Looking at the code above, we can see that the object bs uses in its method a parser. We can use the three options:
- htlm.parser - the default option
- lxml - useful when dealing with broken HTML pages. To use it, we have to install its dependency with `pip install lxml`

### Collecting Reliably and Handling Exceptions
Scraping a website can cause a lot of errors. Here are some common ones:
- 404 Page Not Found: The page is not found in the server
- 500 Internal Server Error: the server is not found
In both cases, urlopen function will return the generic exception HTTPError.

In [1]:
from urllib.request import urlopen
from urllib.error import HTTPError
from urllib.error import URLError

try:
    html = urlopen("https://pythonscrapingthisurldoesnotexist.com")
except HTTPError as e:
    print("The server returned an HTTP error")
except URLError as e:
    print("The server could not be found!")
else:
    print(html.read())

The server could not be found!


We can also have the error of not finding a tag (like bs.h1). It will raise an AttributeError.
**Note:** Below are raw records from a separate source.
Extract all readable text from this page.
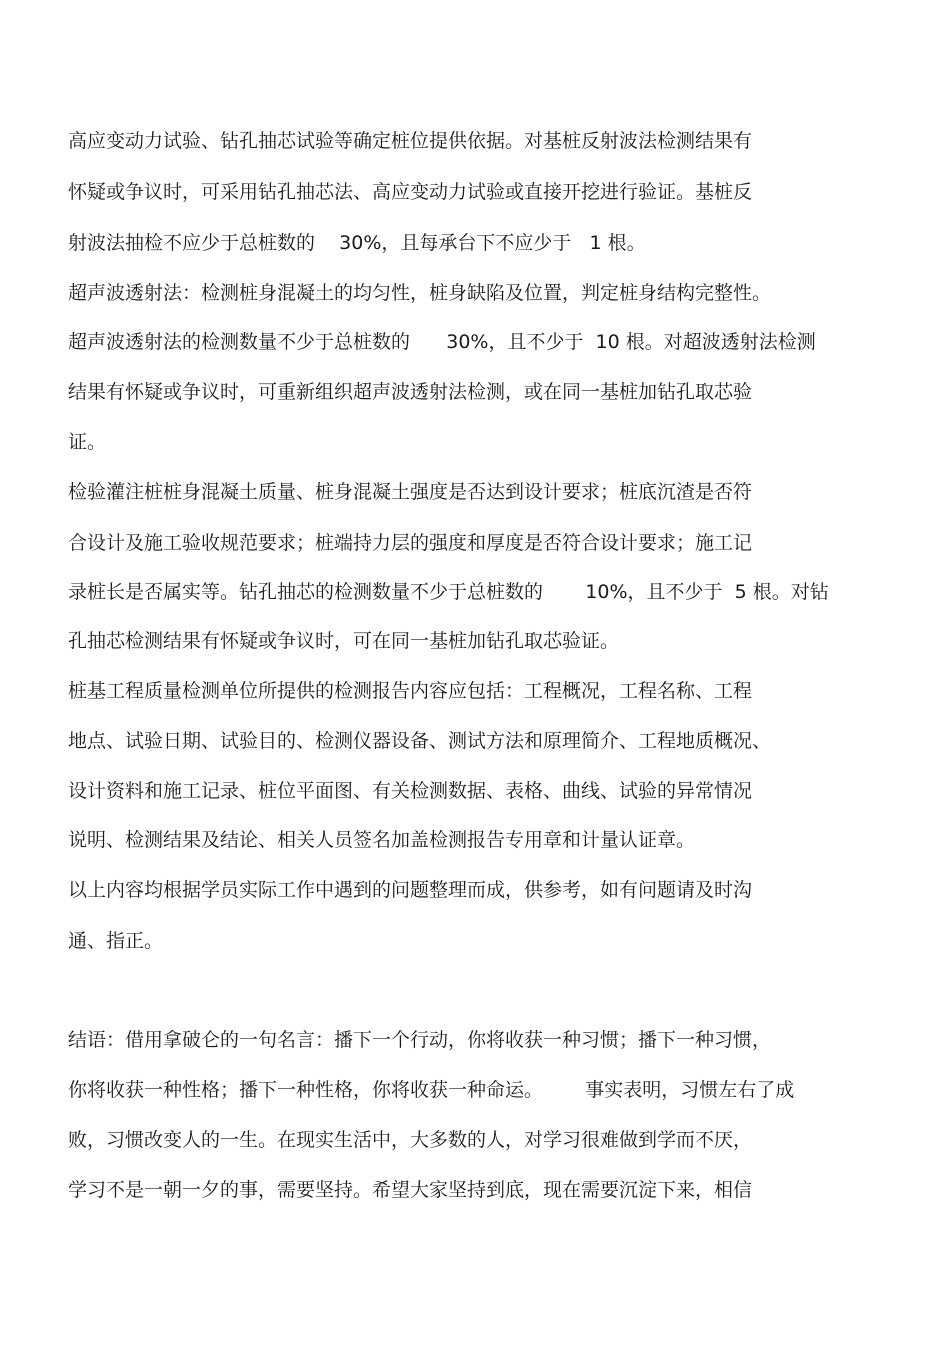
高应变动力试验、钻孔抽芯试验等确定桩位提供依据。对基桩反射波法检测结果有

怀疑或争议时，可采用钻孔抽芯法、高应变动力试验或直接开挖进行验证。基桩反

射波法抽检不应少于总桩数的    30%，且每承台下不应少于   1 根。

超声波透射法：检测桩身混凝土的均匀性，桩身缺陷及位置，判定桩身结构完整性。

超声波透射法的检测数量不少于总桩数的      30%，且不少于  10 根。对超波透射法检测

结果有怀疑或争议时，可重新组织超声波透射法检测，或在同一基桩加钻孔取芯验

证。

检验灌注桩桩身混凝土质量、桩身混凝土强度是否达到设计要求；桩底沉渣是否符

合设计及施工验收规范要求；桩端持力层的强度和厚度是否符合设计要求；施工记

录桩长是否属实等。钻孔抽芯的检测数量不少于总桩数的       10%，且不少于  5 根。对钻

孔抽芯检测结果有怀疑或争议时，可在同一基桩加钻孔取芯验证。

桩基工程质量检测单位所提供的检测报告内容应包括：工程概况，工程名称、工程

地点、试验日期、试验目的、检测仪器设备、测试方法和原理简介、工程地质概况、

设计资料和施工记录、桩位平面图、有关检测数据、表格、曲线、试验的异常情况

说明、检测结果及结论、相关人员签名加盖检测报告专用章和计量认证章。

以上内容均根据学员实际工作中遇到的问题整理而成，供参考，如有问题请及时沟

通、指正。

结语：借用拿破仑的一句名言：播下一个行动，你将收获一种习惯；播下一种习惯，

你将收获一种性格；播下一种性格，你将收获一种命运。       事实表明，习惯左右了成

败，习惯改变人的一生。在现实生活中，大多数的人，对学习很难做到学而不厌，

学习不是一朝一夕的事，需要坚持。希望大家坚持到底，现在需要沉淀下来，相信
This function below ahndle all these errors:

In [2]:
from urllib.request import urlopen
from urllib.error import HTTPError
from bs4 import BeautifulSoup


def getTitle(url):
    try:
        html = urlopen(url)
    except HTTPError as e:
        return None
    try:
        bsObj = BeautifulSoup(html.read(), "lxml")
        title = bsObj.body.h1
    except AttributeError as e:
        return None
    return title


title = getTitle("http://www.pythonscraping.com/pages/page1.html")
if title == None:
    print("Title could not be found")
else:
    print(title)

<h1>An Interesting Title</h1>